Des capteurs de mouvements faits à Montréal

Des capteurs de mouvements faits à Montréal

30 Janvier 2014 – Tout a commencé par une manette de jeux vidéo, celle de la Wii, en 2006. Depuis, les capteurs de mouvement comme les accéléromètres et les gyromètres se sont propagés dans une multitude d’appareils. Motion Engine, une entreprise créée à Montréal par des Américains, espère prendre une position de force dans ce marché.

Motion Engine a annoncé la semaine dernière avoir conclu une première ronde de financement d’environ 1 million de dollars, provenant d’investisseurs canadiens, américains et asiatiques. Quelques jours plus tôt, l’entreprise avait cimenté son implantation à Montréal, en collaboration avec Montréal International.

En réalité, les activités de Motion Engine ont véritablement commencé en avril dernier, raconte son fondateur, l’Américain Louis Ross. Et c’est en réalité à Bromont que se terrent les deux principales raisons qui ont motivé l’entreprise à choisir Montréal : le Centre de collaboration MiQro Innovation (C2MI) et la fonderie Teledyne Dalsa.

« Ce qui est unique à Montréal, c’est d’avoir la deuxième fonderie de microsystèmes électromécaniques [MEMS] au monde à proximité », explique M. Ross.

Les fonderies de ce genre sont très rares, fait-il valoir. Les États-Unis n’en comptent qu’une seule, plus ou moins disponible à des fins commerciales.

La présence du C2MI est elle aussi attirante, note M. Ross. « Pour nous, c’est probablement le meilleur centre de recherche et développement pour les MEMS au monde, dit-il. Ils ont des équipements uniques qui, dans certains cas, ne peuvent pas être exportés en Asie.

« On a tout l’écosystème autour d’ici, de la production des capteurs à la conception d’applications, poursuit-il. C’est ce qui nous a attirés ici. »

Être partout

Motion Engine estime avoir conçu le meilleur capteur de mouvement. Celui-ci détecte l’accélération et la rotation sur chacun des trois axes et n’a pas à être inséré dans une coquille, ce qui peut représenter des économies de 50 à 80 % sur la fabrication et les essais, selon M. Ross.

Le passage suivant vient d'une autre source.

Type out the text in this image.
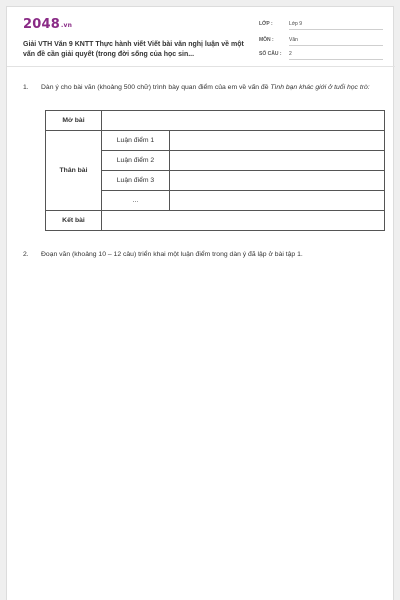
2048.vn
Giải VTH Văn 9 KNTT Thực hành viết Viết bài văn nghị luận về một vấn đề cần giải quyết (trong đời sống của học sin...
LỚP :	Lớp 9
MÔN :	Văn
SỐ CÂU : 2
1. Dàn ý cho bài văn (khoảng 500 chữ) trình bày quan điểm của em về vấn đề Tình bạn khác giới ở tuổi học trò:
Mở bài		
Thân bài	Luận điểm 1	
	Luận điểm 2	
	Luận điểm 3	
	...	
Kết bài		
2. Đoạn văn (khoảng 10 – 12 câu) triển khai một luận điểm trong dàn ý đã lập ở bài tập 1.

Quand il sera lancé, en 2015, ce capteur devrait aussi être assez précis pour des utilisations commerciales, voire militaires. Les premiers prototypes devraient voir le jour cet été. L’entreprise compte aussi lancer l’été prochain un premier produit, une application qui sera liée à un capteur qu’elle n’aura pas conçu elle-même.

À compter de 2015, avec son produit-phare en poche, Motion Engine tentera de convaincre les fabricants de téléphones intelligents, de tablettes, de manettes de jeux vidéo, d’appareils de navigation GPS, de moniteurs d’activité physique et de systèmes de stabilisation de l’image pour des caméras, entre autres, que son capteur est le meilleur sur le marché.

Il y a très peu de véritables concepteurs de détecteurs de mouvement, estime M. Ross, et il est encore possible de se distinguer sur la qualité plutôt que sur le seul prix, comme dans d’autres marchés plus matures.

« Invensense, le seul fabricant qui soit public, affiche des marges de 30 ou 40 % sur des capteurs qui sont sortis il y a 2 ou 3 ans. Ce ne sont pas des marges de marché mature, et ce ne le sera pas avant plusieurs années encore. »

Même si les capteurs sont intégrés dans un nombre sans cesse plus élevé de produits, les fabricants de ces produits font presque toujours appel à des fournisseurs extérieurs plutôt que de créer cette composante eux-mêmes, explique-t-il.

Motion Engine espère justement que sa présence à Montréal contribuera à l’émergence d’un écosystème québécois ou canadien de sociétés qui trouveront de nouvelles applications à son capteur. L’entreprise elle-même compte aussi commercialiser éventuellement des produits « finis », seule ou en collaboration avec des partenaires.